Michael Ofori is a multifaceted performing artist from Ghana. He has been drumming since childhood, learning from many master drummers from the Center for National Culture in Kumasi. Michael’s creative interests lie in African performing arts traditions. He has performed with Amammer?so Agofomma (Cultural Center’s Folkloric group), Azaguno Inc. (Athens, Ohio) Manhyia Tete Nnwomkr? (The Ashanti King’s Singing and Drumming Ensemble), The Ghana Dance Ensemble at University of Ghana, The National Dance Company at the National Theater of Ghana and NOYAM Dance Institute. Michael holds a BFA in Theater and Dance from University of Ghana, an MA in African Studies from Ohio University and is currently pursuing an MFA in Theater Education at Boston University. He is excited to be sharing his music with all.

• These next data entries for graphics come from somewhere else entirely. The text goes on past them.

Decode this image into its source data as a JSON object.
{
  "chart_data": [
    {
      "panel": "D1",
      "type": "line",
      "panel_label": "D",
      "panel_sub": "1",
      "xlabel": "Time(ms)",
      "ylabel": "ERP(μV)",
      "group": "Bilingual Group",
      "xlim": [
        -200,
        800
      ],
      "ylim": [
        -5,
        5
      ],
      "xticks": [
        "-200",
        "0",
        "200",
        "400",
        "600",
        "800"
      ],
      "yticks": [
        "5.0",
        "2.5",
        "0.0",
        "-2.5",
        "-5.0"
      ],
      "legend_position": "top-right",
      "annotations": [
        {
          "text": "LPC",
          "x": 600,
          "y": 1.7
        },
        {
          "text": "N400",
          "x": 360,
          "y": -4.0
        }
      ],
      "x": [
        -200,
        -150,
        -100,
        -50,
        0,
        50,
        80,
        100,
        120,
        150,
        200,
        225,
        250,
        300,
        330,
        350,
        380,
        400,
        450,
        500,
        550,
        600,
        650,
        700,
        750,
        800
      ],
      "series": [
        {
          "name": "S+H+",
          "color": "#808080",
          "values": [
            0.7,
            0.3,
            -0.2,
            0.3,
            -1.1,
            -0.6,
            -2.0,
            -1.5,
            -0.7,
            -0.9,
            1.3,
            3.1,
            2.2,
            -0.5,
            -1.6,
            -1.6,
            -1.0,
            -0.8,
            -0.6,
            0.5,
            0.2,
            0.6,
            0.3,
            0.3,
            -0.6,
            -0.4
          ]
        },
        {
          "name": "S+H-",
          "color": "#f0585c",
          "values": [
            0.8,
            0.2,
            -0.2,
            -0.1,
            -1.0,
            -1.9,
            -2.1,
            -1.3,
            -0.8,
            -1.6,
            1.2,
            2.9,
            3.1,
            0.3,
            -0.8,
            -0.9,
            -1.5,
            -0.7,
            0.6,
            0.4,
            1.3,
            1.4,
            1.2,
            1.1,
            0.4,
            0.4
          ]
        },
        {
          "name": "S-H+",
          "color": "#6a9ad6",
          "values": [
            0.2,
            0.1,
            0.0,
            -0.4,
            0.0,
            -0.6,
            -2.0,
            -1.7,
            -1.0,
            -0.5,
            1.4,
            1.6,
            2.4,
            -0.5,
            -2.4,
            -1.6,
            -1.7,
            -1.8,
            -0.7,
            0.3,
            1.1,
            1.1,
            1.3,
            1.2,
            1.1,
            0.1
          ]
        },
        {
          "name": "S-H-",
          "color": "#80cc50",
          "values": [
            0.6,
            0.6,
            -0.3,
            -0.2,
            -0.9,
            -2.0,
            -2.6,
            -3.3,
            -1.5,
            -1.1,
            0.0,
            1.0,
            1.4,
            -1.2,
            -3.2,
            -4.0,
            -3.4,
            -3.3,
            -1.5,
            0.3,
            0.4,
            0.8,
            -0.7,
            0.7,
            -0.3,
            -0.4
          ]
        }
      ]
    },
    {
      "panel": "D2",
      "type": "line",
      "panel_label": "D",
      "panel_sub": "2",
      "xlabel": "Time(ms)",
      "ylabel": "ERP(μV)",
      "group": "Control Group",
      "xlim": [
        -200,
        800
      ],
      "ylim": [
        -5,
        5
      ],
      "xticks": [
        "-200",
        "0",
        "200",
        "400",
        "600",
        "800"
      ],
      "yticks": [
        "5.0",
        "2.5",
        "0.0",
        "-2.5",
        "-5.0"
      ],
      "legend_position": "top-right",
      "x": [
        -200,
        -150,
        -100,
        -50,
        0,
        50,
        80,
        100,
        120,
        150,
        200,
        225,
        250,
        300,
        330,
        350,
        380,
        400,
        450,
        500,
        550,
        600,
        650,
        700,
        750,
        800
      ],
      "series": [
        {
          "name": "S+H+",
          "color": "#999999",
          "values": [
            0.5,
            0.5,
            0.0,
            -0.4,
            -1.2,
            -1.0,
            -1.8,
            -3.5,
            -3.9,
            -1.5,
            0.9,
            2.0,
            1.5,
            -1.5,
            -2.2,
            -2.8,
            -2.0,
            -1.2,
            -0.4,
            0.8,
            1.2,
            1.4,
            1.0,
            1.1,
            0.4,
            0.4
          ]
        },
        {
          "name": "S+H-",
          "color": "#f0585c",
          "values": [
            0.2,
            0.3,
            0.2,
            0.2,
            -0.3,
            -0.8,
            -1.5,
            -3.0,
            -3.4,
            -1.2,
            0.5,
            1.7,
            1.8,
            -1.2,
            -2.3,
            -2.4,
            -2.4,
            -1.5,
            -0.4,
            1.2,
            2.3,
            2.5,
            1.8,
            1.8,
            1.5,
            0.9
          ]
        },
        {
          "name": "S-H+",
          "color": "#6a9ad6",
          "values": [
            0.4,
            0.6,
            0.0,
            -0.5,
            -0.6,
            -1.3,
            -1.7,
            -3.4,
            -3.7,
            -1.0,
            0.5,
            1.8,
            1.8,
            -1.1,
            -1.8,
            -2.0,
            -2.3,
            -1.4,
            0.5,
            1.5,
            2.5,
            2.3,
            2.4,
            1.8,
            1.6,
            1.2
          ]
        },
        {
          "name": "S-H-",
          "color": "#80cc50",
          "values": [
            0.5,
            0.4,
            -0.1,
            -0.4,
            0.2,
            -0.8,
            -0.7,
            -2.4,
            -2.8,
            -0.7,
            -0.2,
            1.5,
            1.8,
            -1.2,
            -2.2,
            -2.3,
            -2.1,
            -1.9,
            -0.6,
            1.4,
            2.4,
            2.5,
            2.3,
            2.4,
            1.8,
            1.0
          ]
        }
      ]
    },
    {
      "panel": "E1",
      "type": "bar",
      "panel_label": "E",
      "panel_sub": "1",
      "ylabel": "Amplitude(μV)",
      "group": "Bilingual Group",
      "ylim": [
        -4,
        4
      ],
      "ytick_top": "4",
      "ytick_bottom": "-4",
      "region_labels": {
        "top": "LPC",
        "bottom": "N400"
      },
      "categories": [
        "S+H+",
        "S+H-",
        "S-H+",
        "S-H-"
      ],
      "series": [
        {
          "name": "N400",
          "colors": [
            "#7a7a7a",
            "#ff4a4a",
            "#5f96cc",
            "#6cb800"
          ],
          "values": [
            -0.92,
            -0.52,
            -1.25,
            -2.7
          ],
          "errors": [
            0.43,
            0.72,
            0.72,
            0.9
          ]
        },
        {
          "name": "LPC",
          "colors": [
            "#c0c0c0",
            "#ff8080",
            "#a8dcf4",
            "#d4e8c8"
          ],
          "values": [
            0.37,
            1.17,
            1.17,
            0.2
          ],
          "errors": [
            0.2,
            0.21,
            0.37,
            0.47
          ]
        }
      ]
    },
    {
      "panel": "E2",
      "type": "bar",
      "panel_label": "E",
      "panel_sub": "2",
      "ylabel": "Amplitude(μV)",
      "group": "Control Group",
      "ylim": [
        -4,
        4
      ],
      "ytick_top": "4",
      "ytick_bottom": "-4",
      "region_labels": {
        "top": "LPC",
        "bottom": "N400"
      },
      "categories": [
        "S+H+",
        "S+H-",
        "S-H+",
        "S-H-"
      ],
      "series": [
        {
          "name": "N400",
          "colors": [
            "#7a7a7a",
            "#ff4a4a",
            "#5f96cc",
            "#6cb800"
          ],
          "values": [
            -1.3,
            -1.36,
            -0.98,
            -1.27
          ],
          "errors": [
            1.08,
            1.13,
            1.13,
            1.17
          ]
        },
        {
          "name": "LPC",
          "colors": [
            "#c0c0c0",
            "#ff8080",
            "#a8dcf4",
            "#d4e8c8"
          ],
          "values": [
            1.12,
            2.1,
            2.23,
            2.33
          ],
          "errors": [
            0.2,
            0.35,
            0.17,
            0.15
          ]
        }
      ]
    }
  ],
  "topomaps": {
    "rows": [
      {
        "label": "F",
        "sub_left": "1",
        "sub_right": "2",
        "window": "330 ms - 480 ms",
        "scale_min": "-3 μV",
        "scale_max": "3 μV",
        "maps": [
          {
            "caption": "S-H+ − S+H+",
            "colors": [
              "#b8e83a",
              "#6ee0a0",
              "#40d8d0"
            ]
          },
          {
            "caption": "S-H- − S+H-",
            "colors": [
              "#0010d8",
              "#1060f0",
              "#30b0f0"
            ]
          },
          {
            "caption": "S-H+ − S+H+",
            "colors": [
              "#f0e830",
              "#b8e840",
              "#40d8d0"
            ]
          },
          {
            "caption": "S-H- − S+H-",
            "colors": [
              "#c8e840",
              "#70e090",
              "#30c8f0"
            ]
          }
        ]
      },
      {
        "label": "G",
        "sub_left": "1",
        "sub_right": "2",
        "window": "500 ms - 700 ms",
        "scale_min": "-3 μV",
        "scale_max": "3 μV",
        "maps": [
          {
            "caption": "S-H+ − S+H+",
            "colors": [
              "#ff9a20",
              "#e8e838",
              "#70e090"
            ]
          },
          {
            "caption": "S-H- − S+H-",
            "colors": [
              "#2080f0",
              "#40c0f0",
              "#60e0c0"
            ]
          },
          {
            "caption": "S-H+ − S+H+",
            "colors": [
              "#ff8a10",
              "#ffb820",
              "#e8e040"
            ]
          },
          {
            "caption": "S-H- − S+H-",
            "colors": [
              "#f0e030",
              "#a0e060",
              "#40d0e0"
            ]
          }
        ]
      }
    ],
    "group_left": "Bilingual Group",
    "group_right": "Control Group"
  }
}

Ben Paulding is an American percussionist who extensively lived in Kumasi, Ghana, drumming on national television and performing for Ghanaian presidents, traditional chiefs and queen mothers. In West Africa, Ben had over 200 performances with the Centre for National Culture and the Nsuase Kete Group. Ben currently lives in Boston where he directs the Fafali music and dance ensemble at Brandeis University, serves as Drum Leader for the Agbekor Drum and Dance Society, and instructs the Hyde Park Youth Percussion Ensemble. Publishing credits include the chapter “ Kete for the International Percussion Community” , in Discourses in African Musicology: J.H. Kwabena Nketia Festschrift (ed. Kwasi Ampene, 2015), as well as multiple articles on African drumming for Rhythm! Scene, digital magazine of the Percussive Arts Society.
Ryan Loud graduated with honors from UMass Dartmouth. He holds a bachelors degree in percussion performance with a focus in jazz and world music studies. After graduating, Ryan went on to teach as a percussion specialist at King Philip High School in Wrentham, a position he has now held for thirteen years. Upon arriving at King Philip, Ryan started a program called “World Percussion” . Unique to its kind in the New England area, students perform in a West African music ensemble, a Steel Pan ensemble, as well as study Afro-Cuban styles. Ryan was also a temporary professor at UMass from 2013-2015, teaching West African music. Ryan continues to perform professionally throughout New England on drum set, vibraphone and world drums.